Wed October 17 2012
Today's reading assignment is page C4 of the WSJ.
The market survived an important test yesterday and our internal indicators turned up.
Looking at the chart, what is really happening is that the market has transitioned to a higher range trading zone. From May to August this indicator bounced from 45-65. Since August 1 it has bounced from 67.5 - 82.5, that high being a very brief one.
A record 6.2 million VIX contracts are outstanding. Of course for every buyer there is a seller but the aritcle glosses over that reality. But the idea seems to be that there are lots of bets that the VIX will go to 20,25, or even higher by mid November.

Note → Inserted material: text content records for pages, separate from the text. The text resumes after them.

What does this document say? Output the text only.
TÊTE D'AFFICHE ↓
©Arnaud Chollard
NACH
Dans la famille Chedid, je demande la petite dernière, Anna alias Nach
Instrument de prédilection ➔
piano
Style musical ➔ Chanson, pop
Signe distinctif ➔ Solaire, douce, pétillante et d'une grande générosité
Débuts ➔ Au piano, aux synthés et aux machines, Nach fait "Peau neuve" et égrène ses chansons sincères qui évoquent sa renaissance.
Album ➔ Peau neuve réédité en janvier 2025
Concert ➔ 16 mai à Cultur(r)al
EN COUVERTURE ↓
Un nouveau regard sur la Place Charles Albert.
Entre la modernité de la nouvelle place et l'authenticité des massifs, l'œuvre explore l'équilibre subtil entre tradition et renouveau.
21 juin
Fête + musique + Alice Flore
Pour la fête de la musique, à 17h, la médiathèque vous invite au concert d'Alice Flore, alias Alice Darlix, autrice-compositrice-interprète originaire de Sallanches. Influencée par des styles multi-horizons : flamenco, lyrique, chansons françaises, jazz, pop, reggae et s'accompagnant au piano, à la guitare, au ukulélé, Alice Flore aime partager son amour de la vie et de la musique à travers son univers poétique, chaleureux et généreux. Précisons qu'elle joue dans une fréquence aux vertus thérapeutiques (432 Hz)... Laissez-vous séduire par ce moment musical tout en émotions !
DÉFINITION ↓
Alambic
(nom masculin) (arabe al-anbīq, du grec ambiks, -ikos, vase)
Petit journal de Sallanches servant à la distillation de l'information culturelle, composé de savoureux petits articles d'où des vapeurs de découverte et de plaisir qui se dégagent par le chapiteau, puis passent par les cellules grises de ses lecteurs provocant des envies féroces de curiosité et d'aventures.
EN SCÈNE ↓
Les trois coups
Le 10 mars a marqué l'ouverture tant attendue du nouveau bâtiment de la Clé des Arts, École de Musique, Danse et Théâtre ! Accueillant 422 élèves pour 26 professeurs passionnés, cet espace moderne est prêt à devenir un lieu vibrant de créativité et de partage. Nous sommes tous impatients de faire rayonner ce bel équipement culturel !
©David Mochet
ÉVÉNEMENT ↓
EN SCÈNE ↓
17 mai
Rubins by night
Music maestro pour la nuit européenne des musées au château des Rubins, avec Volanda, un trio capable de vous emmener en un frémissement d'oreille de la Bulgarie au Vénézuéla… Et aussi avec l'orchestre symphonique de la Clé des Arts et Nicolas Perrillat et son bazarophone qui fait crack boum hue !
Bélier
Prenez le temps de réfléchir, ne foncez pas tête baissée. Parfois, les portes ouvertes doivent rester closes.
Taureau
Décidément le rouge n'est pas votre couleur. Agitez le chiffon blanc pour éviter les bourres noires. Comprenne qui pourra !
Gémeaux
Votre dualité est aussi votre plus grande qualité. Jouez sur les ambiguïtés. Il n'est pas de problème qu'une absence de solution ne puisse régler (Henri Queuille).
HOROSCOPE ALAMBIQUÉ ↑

Therefore I seriously doubt that will happen.
TLT finally retreated from its downtrend line dropping over 1% yesterday. But the strength of its followers is impressive. Now that my October puts on TLT are kaput it may well fall below its 200 day MA.
As one trader to successfully exit at the top. As one manager notes in the VIX article, the market 'has had a termendous run but there are a lot of question marks out there.' it seems unlikely that bond investors will be rewarded in their Safe Harbor position.

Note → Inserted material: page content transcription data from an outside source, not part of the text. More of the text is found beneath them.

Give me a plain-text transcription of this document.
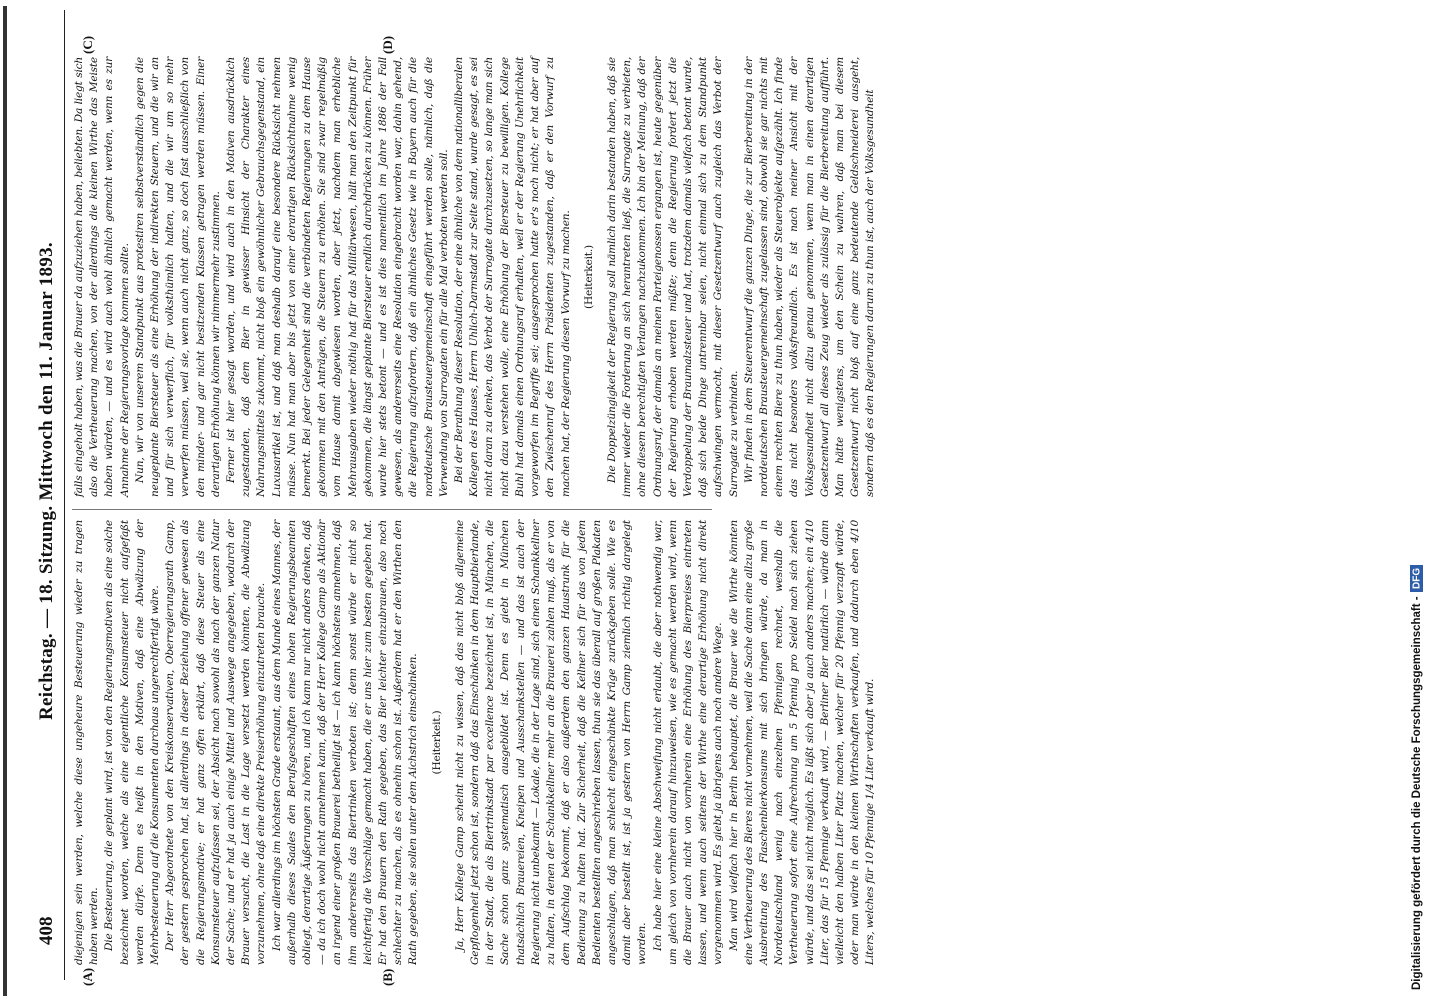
408
Reichstag. — 18. Sitzung. Mittwoch den 11. Januar 1893.
(A)	(B)
(C)	(D)

diejenigen sein werden, welche diese ungeheure Besteuerung wieder zu tragen haben werden. Die Besteuerung, die geplant wird, ist von den Regierungsmotiven als eine solche bezeichnet worden, welche als eine eigentliche Konsumsteuer nicht aufgefaßt werden dürfe. Denn es heißt in den Motiven, daß eine Abwälzung der Mehrbesteuerung auf die Konsumenten durchaus ungerechtfertigt wäre. Der Herr Abgeordnete von den Kreiskonservativen, Oberregierungsrath Gamp, der gestern gesprochen hat, ist allerdings in dieser Beziehung offener gewesen als die Regierungsmotive; er hat ganz offen erklärt, daß diese Steuer als eine Konsumsteuer aufzufassen sei, der Absicht nach sowohl als nach der ganzen Natur der Sache; und er hat ja auch einige Mittel und Auswege angegeben, wodurch der Brauer versucht, die Last in die Lage versetzt werden könnten, die Abwälzung vorzunehmen, ohne daß eine direkte Preiserhöhung einzutreten brauche. Ich war allerdings im höchsten Grade erstaunt, aus dem Munde eines Mannes, der außerhalb dieses Saales den Berufsgeschäften eines hohen Regierungsbeamten obliegt, derartige Äußerungen zu hören, und ich kann nur nicht anders denken, daß — da ich doch wohl nicht annehmen kann, daß der Herr Kollege Gamp als Aktionär an irgend einer großen Brauerei betheiligt ist — ich kann höchstens annehmen, daß ihm andererseits das Biertrinken verboten ist; denn sonst würde er nicht so leichtfertig die Vorschläge gemacht haben, die er uns hier zum besten gegeben hat. Er hat den Brauern den Rath gegeben, das Bier leichter einzubrauen, also noch schlechter zu machen, als es ohnehin schon ist. Außerdem hat er den Wirthen den Rath gegeben, sie sollen unter dem Aichstrich einschänken. (Heiterkeit.) Ja, Herr Kollege Gamp scheint nicht zu wissen, daß das nicht bloß allgemeine Gepflogenheit jetzt schon ist, sondern daß das Einschänken in dem Hauptbierlande, in der Stadt, die als Biertrinkstadt par excellence bezeichnet ist, in München, die Sache schon ganz systematisch ausgebildet ist. Denn es giebt in München thatsächlich Brauereien, Kneipen und Ausschankstellen — und das ist auch der Regierung nicht unbekannt — Lokale, die in der Lage sind, sich einen Schankkellner zu halten, in denen der Schankkellner mehr an die Brauerei zahlen muß, als er von dem Aufschlag bekommt, daß er also außerdem den ganzen Haustrunk für die Bedienung zu halten hat. Zur Sicherheit, daß die Kellner sich für das von jedem Bedienten bestellten angeschrieben lassen, thun sie das überall auf großen Plakaten angeschlagen, daß man schlecht eingeschänkte Krüge zurückgeben solle. Wie es damit aber bestellt ist, ist ja gestern von Herrn Gamp ziemlich richtig dargelegt worden. Ich habe hier eine kleine Abschweifung nicht erlaubt, die aber nothwendig war, um gleich von vornherein darauf hinzuweisen, wie es gemacht werden wird, wenn die Brauer auch nicht von vornherein eine Erhöhung des Bierpreises eintreten lassen, und wenn auch seitens der Wirthe eine derartige Erhöhung nicht direkt vorgenommen wird. Es giebt ja übrigens auch noch andere Wege. Man wird vielfach hier in Berlin behauptet, die Brauer wie die Wirthe könnten eine Vertheuerung des Bieres nicht vornehmen, weil die Sache dann eine allzu große Ausbreitung des Flaschenbierkonsums mit sich bringen würde, da man in Norddeutschland wenig nach einzelnen Pfennigen rechnet, weshalb die Vertheuerung sofort eine Aufrechnung um 5 Pfennig pro Seidel nach sich ziehen würde, und das sei nicht möglich. Es läßt sich aber ja auch anders machen; ein 4/10 Liter, das für 15 Pfennige verkauft wird, — Berliner Bier natürlich — würde dann vielleicht den halben Liter Platz machen, welcher für 20 Pfennig verzapft würde, oder man würde in den kleinen Wirthschaften verkaufen, und dadurch eben 4/10 Liters, welches für 10 Pfennige 1/4 Liter verkauft wird.

falls eingeholt haben, was die Brauer da aufzuziehen haben, beliebten. Da liegt sich also die Vertheuerung machen, von der allerdings die kleinen Wirthe das Meiste haben würden, — und es wird auch wohl ähnlich gemacht werden, wenn es zur Annahme der Regierungsvorlage kommen sollte. Nun, wir von unserem Standpunkt aus protestiren selbstverständlich gegen die neugeplante Biersteuer als eine Erhöhung der indirekten Steuern, und die wir an und für sich verwerflich, für volksthümlich halten, und die wir um so mehr verwerfen müssen, weil sie, wenn auch nicht ganz, so doch fast ausschließlich von den minder- und gar nicht besitzenden Klassen getragen werden müssen. Einer derartigen Erhöhung können wir nimmermehr zustimmen. Ferner ist hier gesagt worden, und wird auch in den Motiven ausdrücklich zugestanden, daß dem Bier in gewisser Hinsicht der Charakter eines Nahrungsmittels zukommt, nicht bloß ein gewöhnlicher Gebrauchsgegenstand, ein Luxusartikel ist, und daß man deshalb darauf eine besondere Rücksicht nehmen müsse. Nun hat man aber bis jetzt von einer derartigen Rücksichtnahme wenig bemerkt. Bei jeder Gelegenheit sind die verbündeten Regierungen zu dem Hause gekommen mit den Anträgen, die Steuern zu erhöhen. Sie sind zwar regelmäßig vom Hause damit abgewiesen worden, aber jetzt, nachdem man erhebliche Mehrausgaben wieder nöthig hat für das Militärwesen, hält man den Zeitpunkt für gekommen, die längst geplante Biersteuer endlich durchdrücken zu können. Früher wurde hier stets betont — und es ist dies namentlich im Jahre 1886 der Fall gewesen, als andererseits eine Resolution eingebracht worden war, dahin gehend, die Regierung aufzufordern, daß ein ähnliches Gesetz wie in Bayern auch für die norddeutsche Brausteuergemeinschaft eingeführt werden solle, nämlich, daß die Verwendung von Surrogaten ein für alle Mal verboten werden soll. Bei der Berathung dieser Resolution, der eine ähnliche von dem nationalliberalen Kollegen des Hauses, Herrn Uhlich-Darmstadt zur Seite stand, wurde gesagt, es sei nicht daran zu denken, das Verbot der Surrogate durchzusetzen, so lange man sich nicht dazu verstehen wolle, eine Erhöhung der Biersteuer zu bewilligen. Kollege Buhl hat damals einen Ordnungsruf erhalten, weil er der Regierung Unehrlichkeit vorgeworfen im Begriffe sei; ausgesprochen hatte er's noch nicht; er hat aber auf den Zwischenruf des Herrn Präsidenten zugestanden, daß er den Vorwurf zu machen hat, der Regierung diesen Vorwurf zu machen. (Heiterkeit.) Die Doppelzüngigkeit der Regierung soll nämlich darin bestanden haben, daß sie immer wieder die Forderung an sich herantreten ließ, die Surrogate zu verbieten, ohne diesem berechtigten Verlangen nachzukommen. Ich bin der Meinung, daß der Ordnungsruf, der damals an meinen Parteigenossen ergangen ist, heute gegenüber der Regierung erhoben werden müßte; denn die Regierung fordert jetzt die Verdoppelung der Braumalzsteuer und hat, trotzdem damals vielfach betont wurde, daß sich beide Dinge untrennbar seien, nicht einmal sich zu dem Standpunkt aufschwingen vermocht, mit dieser Gesetzentwurf auch zugleich das Verbot der Surrogate zu verbinden. Wir finden in dem Steuerentwurf die ganzen Dinge, die zur Bierbereitung in der norddeutschen Brausteuergemeinschaft zugelassen sind, obwohl sie gar nichts mit einem rechten Biere zu thun haben, wieder als Steuerobjekte aufgezählt. Ich finde das nicht besonders volksfreundlich. Es ist nach meiner Ansicht mit der Volksgesundheit nicht allzu genau genommen, wenn man in einen derartigen Gesetzentwurf all dieses Zeug wieder als zulässig für die Bierbereitung aufführt. Man hätte wenigstens, um den Schein zu wahren, daß man bei diesem Gesetzentwurf nicht bloß auf eine ganz bedeutende Geldschneiderei ausgeht, sondern daß es den Regierungen darum zu thun ist, auch der Volksgesundheit

Digitalisierung gefördert durch die Deutsche Forschungsgemeinschaft -
DFG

To be clear we suspect it will take an incrediblynimble to add here adn then exit. Take a look at this long term weekly chart to see why.
That top occurred October 8, 2007 at 1576. The marekt is 122 SPX points below that high now. And it occurred in this same Fall time frame. Let's hop in our time machine and go back for a closer look.
Then as now the market bottomed in August and then zoomed, literally, some 200 spx points from 1380 to 1576, roughly, in less than two months. SPX then immediately collapsed 80 points, made a secondary lower high and that was it.
Most investing letters and for that matter the talking heads on CNBC, FoxB, etc, never talk about personal risk tolerance. Most of us have day jobs, we don't sit at a computer monitor watching the market all day long. I just received an inquiry from a reader about what I thought was going to happen.
I would guess that we have a repeat of this same sort of activity. By the way note that the whole move in 2007 was up and then down in three months. That is hardly buy and hold long term investor John Templeton Warrne buffet activity. That is what I mean by nimble. That is why I observed that it is easy to sell on an upday in relative calm. It is much tougher as volatility increases. What is your tolerance for risk? Which is to say that unless you are clever enough to jump in and out in a 90 day trading period you are not likely to be rewarded here. It may be that the better course of action for most people is to scale in bets on HDGE withh pre determined buy limits as the market moves higher.
Mr. Market has more than doubled from roughly 700 to 1450. This would be a good time to decide if the ability to catch that last 100 points falls in your risk tolerance, gee are we having fun yet, I am smarter than the traders on the floor of the CBOE, acquired skill set. Actully if you can do that, you are probably wasting your time in your day job and you should be a trader on the CBOE floor....
And by the way there is no assurance Mr. Market will go to 1576 again.
We will attempt to be of help here at TMP but at the end of the day it is your money at risk.